Organisers of the Olufuko Cultural Festival, held at Outapi annually, have defended the practice, saying it - contrary to popular belief - denounces forced marriage and sex before marriage.

But Nambala noted: "We have not been convinced about its usefulness - instead we are seeing contradictions in relation to the practice when viewed from a legal perspective. The people who are initiated through Olufuko are regarded as ready to get married, but at the same time the law is clear that minors cannot get married."

Organisers of Outapi's Olufuko festival maintain that girls who undergo the initiation during the festival are indoctrinated with the ethos and values of abstinence from sex before marriage, as well as the dangers of teenage pregnancy and the importance of education.

There have also been calls by organisers to include in the festival programme the education of boys on the values of respecting women, in light of many young Namibian men killing their ex-girlfriend whenever the relationship goes sour.

"It should be clear that Olufuko is not anti-Christian and will not be anti-Christian because those who get initiated are Christians. I think it is only a misunderstanding especially from the ELCIN church.

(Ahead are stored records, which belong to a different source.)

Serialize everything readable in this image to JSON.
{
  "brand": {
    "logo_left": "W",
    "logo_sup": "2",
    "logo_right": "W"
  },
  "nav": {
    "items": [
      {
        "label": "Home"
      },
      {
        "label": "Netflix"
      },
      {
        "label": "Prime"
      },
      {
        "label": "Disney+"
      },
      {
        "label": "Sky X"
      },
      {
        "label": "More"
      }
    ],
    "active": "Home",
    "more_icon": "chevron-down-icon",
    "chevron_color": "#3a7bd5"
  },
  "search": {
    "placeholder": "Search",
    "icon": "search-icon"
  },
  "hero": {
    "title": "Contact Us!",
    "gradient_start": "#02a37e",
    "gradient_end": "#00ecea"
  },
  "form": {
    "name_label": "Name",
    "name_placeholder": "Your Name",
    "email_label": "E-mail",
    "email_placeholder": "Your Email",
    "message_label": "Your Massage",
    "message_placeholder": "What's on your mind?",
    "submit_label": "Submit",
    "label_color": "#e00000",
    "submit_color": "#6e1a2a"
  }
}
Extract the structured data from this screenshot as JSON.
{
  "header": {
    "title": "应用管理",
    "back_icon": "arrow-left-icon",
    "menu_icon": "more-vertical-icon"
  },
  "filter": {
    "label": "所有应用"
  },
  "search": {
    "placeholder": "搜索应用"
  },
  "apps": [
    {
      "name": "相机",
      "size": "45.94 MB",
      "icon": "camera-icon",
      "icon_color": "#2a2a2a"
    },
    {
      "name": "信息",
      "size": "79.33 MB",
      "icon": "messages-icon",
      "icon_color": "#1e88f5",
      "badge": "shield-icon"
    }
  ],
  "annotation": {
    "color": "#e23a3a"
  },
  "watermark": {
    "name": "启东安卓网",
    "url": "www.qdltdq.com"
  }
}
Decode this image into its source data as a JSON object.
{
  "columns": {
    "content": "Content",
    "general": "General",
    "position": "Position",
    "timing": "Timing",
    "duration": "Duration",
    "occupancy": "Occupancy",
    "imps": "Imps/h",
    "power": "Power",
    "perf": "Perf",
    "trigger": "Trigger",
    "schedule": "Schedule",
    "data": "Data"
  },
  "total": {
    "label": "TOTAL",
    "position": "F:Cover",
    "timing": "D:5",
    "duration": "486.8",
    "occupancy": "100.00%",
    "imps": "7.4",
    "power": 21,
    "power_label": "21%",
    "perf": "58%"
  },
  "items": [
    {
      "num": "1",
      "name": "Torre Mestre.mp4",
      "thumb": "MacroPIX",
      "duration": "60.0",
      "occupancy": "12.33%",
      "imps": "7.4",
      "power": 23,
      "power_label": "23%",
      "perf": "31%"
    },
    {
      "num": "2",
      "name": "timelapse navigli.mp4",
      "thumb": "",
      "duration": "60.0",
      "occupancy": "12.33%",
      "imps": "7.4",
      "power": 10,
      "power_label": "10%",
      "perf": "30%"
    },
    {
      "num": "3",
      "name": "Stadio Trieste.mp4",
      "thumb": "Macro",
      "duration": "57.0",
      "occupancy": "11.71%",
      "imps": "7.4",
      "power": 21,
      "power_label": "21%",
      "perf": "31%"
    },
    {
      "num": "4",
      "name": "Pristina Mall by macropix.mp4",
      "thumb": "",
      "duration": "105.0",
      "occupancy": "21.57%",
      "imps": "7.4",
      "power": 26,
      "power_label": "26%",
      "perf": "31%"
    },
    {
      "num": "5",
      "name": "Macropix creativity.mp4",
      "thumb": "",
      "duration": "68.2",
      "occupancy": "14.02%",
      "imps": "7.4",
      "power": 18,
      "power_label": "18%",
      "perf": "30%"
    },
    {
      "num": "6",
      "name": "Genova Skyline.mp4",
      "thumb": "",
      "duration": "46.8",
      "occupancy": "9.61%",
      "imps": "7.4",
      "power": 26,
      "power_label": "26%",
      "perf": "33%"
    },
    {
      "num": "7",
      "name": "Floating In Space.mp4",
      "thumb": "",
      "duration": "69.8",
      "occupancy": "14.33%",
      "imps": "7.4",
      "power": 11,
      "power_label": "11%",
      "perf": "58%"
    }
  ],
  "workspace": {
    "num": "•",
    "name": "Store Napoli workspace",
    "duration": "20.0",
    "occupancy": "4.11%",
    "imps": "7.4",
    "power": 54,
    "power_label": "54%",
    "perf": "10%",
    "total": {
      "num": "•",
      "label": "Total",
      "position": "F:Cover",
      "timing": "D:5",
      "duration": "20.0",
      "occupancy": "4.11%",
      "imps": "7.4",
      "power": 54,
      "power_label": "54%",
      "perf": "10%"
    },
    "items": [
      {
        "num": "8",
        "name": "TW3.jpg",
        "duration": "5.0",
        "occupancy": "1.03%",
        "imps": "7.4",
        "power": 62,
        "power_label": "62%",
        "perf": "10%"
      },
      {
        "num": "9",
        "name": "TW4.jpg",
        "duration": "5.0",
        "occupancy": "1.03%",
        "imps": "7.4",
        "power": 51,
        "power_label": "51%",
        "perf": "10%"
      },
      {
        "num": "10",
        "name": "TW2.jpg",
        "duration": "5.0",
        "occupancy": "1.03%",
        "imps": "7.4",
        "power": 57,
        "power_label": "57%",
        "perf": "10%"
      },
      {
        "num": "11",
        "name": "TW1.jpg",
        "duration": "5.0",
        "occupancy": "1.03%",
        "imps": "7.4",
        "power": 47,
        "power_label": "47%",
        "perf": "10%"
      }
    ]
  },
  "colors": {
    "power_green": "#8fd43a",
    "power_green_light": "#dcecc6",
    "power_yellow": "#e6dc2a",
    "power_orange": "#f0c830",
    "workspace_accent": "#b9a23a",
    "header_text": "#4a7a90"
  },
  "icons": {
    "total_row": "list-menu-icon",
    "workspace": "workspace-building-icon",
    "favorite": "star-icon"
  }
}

The accusations against Olufuko are baseless because Olufuko is just a cultural practice of our ancestors," Nashilongo Ananias, the chairperson of this year's Olufuko Committee told New Era during the preparation of the festival that ended a couple of weeks ago.

Nambala said when a girl is initiated through Olufuko the practice denotes that such a person has gone through traditional marriage rites and cattle are slaughtered and beer is brewed for people to enjoy "the wedding".

Nambala also hinted that parents who took their children to the Olufuko festival may in the future be stripped of church privileges, including receiving holy communion.

Coupling the two issues, he urged the youth who are making unplanned children to ensure that they take care of their offspring and not take them to their parents, [or grandparents].

"If you make a baby ensure you can take care of it and do not make your child or children a burden of your mother, or your parents," pleaded Nambala.

He reminded the congregation that these days the older generation is on its own and no one among their children is prepared to take care of them.

This, he said, is especially true when it comes to expectations that their children can send them one of the

grandchildren to help as caretakers.

Thus Nambala urged the church to find solutions to these issues currently facing the society and not always wait for the government to take the lead.